A child riding a bicycle has a total mass of 40.0 kg. The child approaches the top of a frictionless hill that is 10.0 m high and 100.0 m long at 5.0 m/s. What is the child’s velocity at the bottom of the hill? b) (Disregard air resistance. g = 9.8 m/s2.)
According to the work energy theorem,
Initial (KE+PE) =Final (KE+PE)
0.5x40x5^2 + 40x9.8x10 = KE final + 0
500 + 3920 = 1/2 mv2^2
v2^2 = 2 x 4420 / 40
v2 = 14.87 m/s
Frictionless hill is considered.
1/2 mv^2 = mgh
To find the child's velocity at the bottom of the hill, we can use the principle of conservation of energy. According to this principle, the total mechanical energy of a system remains constant when only conservative forces are acting on it.
At the top of the hill, the child has potential energy due to its height above the ground. At the bottom of the hill, all of the potential energy is converted to kinetic energy (energy of motion).
1. Calculate the potential energy at the top of the hill:
Potential energy (PE) = mass (m) * acceleration due to gravity (g) * height (h)
PE = 40.0 kg * 9.8 m/s² * 10.0 m
2. Calculate the kinetic energy at the bottom of the hill:
Since no energy is lost due to friction or air resistance, the potential energy at the top of the hill is converted to kinetic energy at the bottom.

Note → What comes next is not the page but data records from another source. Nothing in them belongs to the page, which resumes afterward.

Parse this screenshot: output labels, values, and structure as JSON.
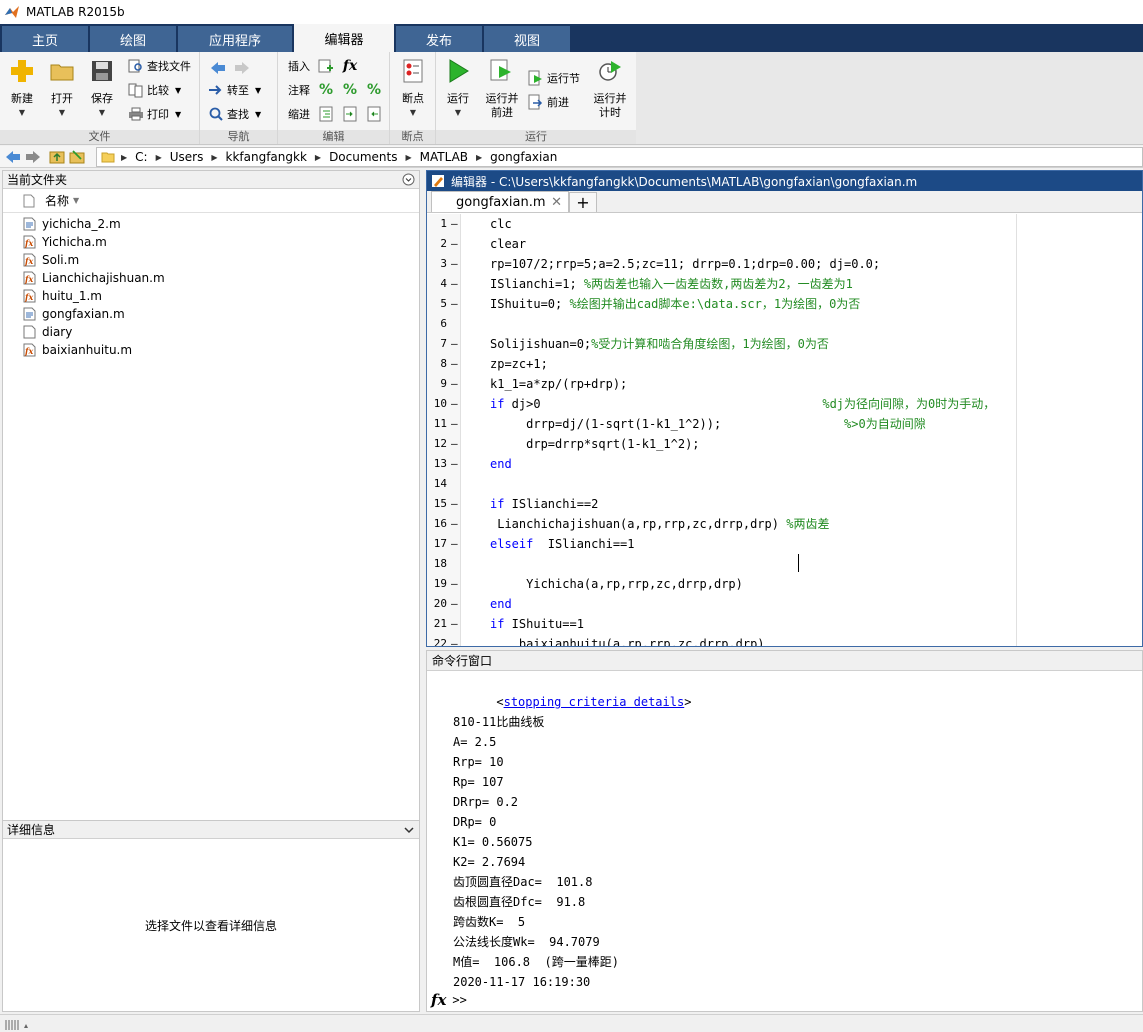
{
  "window": {
    "title": "MATLAB R2015b"
  },
  "tabs": [
    "主页",
    "绘图",
    "应用程序",
    "编辑器",
    "发布",
    "视图"
  ],
  "ribbon": {
    "file": {
      "new": "新建",
      "open": "打开",
      "save": "保存",
      "find_files": "查找文件",
      "compare": "比较",
      "print": "打印",
      "label": "文件"
    },
    "nav": {
      "goto": "转至",
      "find": "查找",
      "label": "导航"
    },
    "edit": {
      "insert": "插入",
      "comment": "注释",
      "indent": "缩进",
      "label": "编辑"
    },
    "breakpoints": {
      "btn": "断点",
      "label": "断点"
    },
    "run": {
      "run": "运行",
      "run_advance": "运行并\n前进",
      "run_section": "运行节",
      "advance": "前进",
      "run_time": "运行并\n计时",
      "label": "运行"
    }
  },
  "path": [
    "C:",
    "Users",
    "kkfangfangkk",
    "Documents",
    "MATLAB",
    "gongfaxian"
  ],
  "left_panel": {
    "title": "当前文件夹",
    "col_name": "名称",
    "files": [
      {
        "name": "yichicha_2.m",
        "icon": "mfile-icon"
      },
      {
        "name": "Yichicha.m",
        "icon": "function-file-icon"
      },
      {
        "name": "Soli.m",
        "icon": "function-file-icon"
      },
      {
        "name": "Lianchichajishuan.m",
        "icon": "function-file-icon"
      },
      {
        "name": "huitu_1.m",
        "icon": "function-file-icon"
      },
      {
        "name": "gongfaxian.m",
        "icon": "mfile-icon"
      },
      {
        "name": "diary",
        "icon": "blank-file-icon"
      },
      {
        "name": "baixianhuitu.m",
        "icon": "function-file-icon"
      }
    ],
    "details_title": "详细信息",
    "details_msg": "选择文件以查看详细信息"
  },
  "editor": {
    "title": "编辑器 - C:\\Users\\kkfangfangkk\\Documents\\MATLAB\\gongfaxian\\gongfaxian.m",
    "tab": "gongfaxian.m",
    "lines": [
      {
        "n": "1",
        "d": "–",
        "s": [
          [
            "",
            "clc"
          ]
        ]
      },
      {
        "n": "2",
        "d": "–",
        "s": [
          [
            "",
            "clear"
          ]
        ]
      },
      {
        "n": "3",
        "d": "–",
        "s": [
          [
            "",
            "rp=107/2;rrp=5;a=2.5;zc=11; drrp=0.1;drp=0.00; dj=0.0;"
          ]
        ]
      },
      {
        "n": "4",
        "d": "–",
        "s": [
          [
            "",
            "ISlianchi=1; "
          ],
          [
            "cm",
            "%两齿差也输入一齿差齿数,两齿差为2，一齿差为1"
          ]
        ]
      },
      {
        "n": "5",
        "d": "–",
        "s": [
          [
            "",
            "IShuitu=0; "
          ],
          [
            "cm",
            "%绘图并输出cad脚本e:\\data.scr，1为绘图，0为否"
          ]
        ]
      },
      {
        "n": "6",
        "d": "",
        "s": []
      },
      {
        "n": "7",
        "d": "–",
        "s": [
          [
            "",
            "Solijishuan=0;"
          ],
          [
            "cm",
            "%受力计算和啮合角度绘图，1为绘图，0为否"
          ]
        ]
      },
      {
        "n": "8",
        "d": "–",
        "s": [
          [
            "",
            "zp=zc+1;"
          ]
        ]
      },
      {
        "n": "9",
        "d": "–",
        "s": [
          [
            "",
            "k1_1=a*zp/(rp+drp);"
          ]
        ]
      },
      {
        "n": "10",
        "d": "–",
        "s": [
          [
            "kw",
            "if"
          ],
          [
            "",
            " dj>0                                       "
          ],
          [
            "cm",
            "%dj为径向间隙，为0时为手动，"
          ]
        ]
      },
      {
        "n": "11",
        "d": "–",
        "s": [
          [
            "",
            "     drrp=dj/(1-sqrt(1-k1_1^2));                 "
          ],
          [
            "cm",
            "%>0为自动间隙"
          ]
        ]
      },
      {
        "n": "12",
        "d": "–",
        "s": [
          [
            "",
            "     drp=drrp*sqrt(1-k1_1^2);"
          ]
        ]
      },
      {
        "n": "13",
        "d": "–",
        "s": [
          [
            "kw",
            "end"
          ]
        ]
      },
      {
        "n": "14",
        "d": "",
        "s": []
      },
      {
        "n": "15",
        "d": "–",
        "s": [
          [
            "kw",
            "if"
          ],
          [
            "",
            " ISlianchi==2"
          ]
        ]
      },
      {
        "n": "16",
        "d": "–",
        "s": [
          [
            "",
            " Lianchichajishuan(a,rp,rrp,zc,drrp,drp) "
          ],
          [
            "cm",
            "%两齿差"
          ]
        ]
      },
      {
        "n": "17",
        "d": "–",
        "s": [
          [
            "kw",
            "elseif"
          ],
          [
            "",
            "  ISlianchi==1"
          ]
        ]
      },
      {
        "n": "18",
        "d": "",
        "s": []
      },
      {
        "n": "19",
        "d": "–",
        "s": [
          [
            "",
            "     Yichicha(a,rp,rrp,zc,drrp,drp)"
          ]
        ]
      },
      {
        "n": "20",
        "d": "–",
        "s": [
          [
            "kw",
            "end"
          ]
        ]
      },
      {
        "n": "21",
        "d": "–",
        "s": [
          [
            "kw",
            "if"
          ],
          [
            "",
            " IShuitu==1"
          ]
        ]
      },
      {
        "n": "22",
        "d": "–",
        "s": [
          [
            "",
            "    baixianhuitu(a,rp,rrp,zc,drrp,drp)"
          ]
        ]
      }
    ]
  },
  "command_window": {
    "title": "命令行窗口",
    "link_pre": "<",
    "link": "stopping criteria details",
    "link_post": ">",
    "lines": [
      "",
      "810-11比曲线板",
      "A= 2.5",
      "Rrp= 10",
      "Rp= 107",
      "DRrp= 0.2",
      "DRp= 0",
      "K1= 0.56075",
      "K2= 2.7694",
      "齿顶圆直径Dac=  101.8",
      "齿根圆直径Dfc=  91.8",
      "跨齿数K=  5",
      "公法线长度Wk=  94.7079",
      "M值=  106.8  (跨一量棒距)",
      "2020-11-17 16:19:30"
    ],
    "prompt": ">>",
    "fx": "fx"
  },
  "colors": {
    "tab_bar": "#19355f",
    "tab": "#3f6594",
    "editor_title": "#1c4a86",
    "keyword": "#0000ff",
    "comment": "#228b22",
    "link": "#0000ee"
  }
}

Kinetic energy (KE) = Potential energy at the top of the hill
KE = 40.0 kg * 9.8 m/s² * 10.0 m
3. Use the formula for kinetic energy:
KE = 0.5 * mass (m) * velocity squared (v²)
40.0 kg * 9.8 m/s² * 10.0 m = 0.5 * 40.0 kg * v²
4. Calculate the velocity at the bottom of the hill:
Rearrange the equation to solve for velocity (v):
v² = (40.0 kg * 9.8 m/s² * 10.0 m) / (0.5 * 40.0 kg)
v² = 9.8 m/s² * 10.0 m / 0.5
v² = 196 m²/s²
v = √(196 m²/s²)
v ≈ 14 m/s
Therefore, the child's velocity at the bottom of the hill is approximately 14 m/s.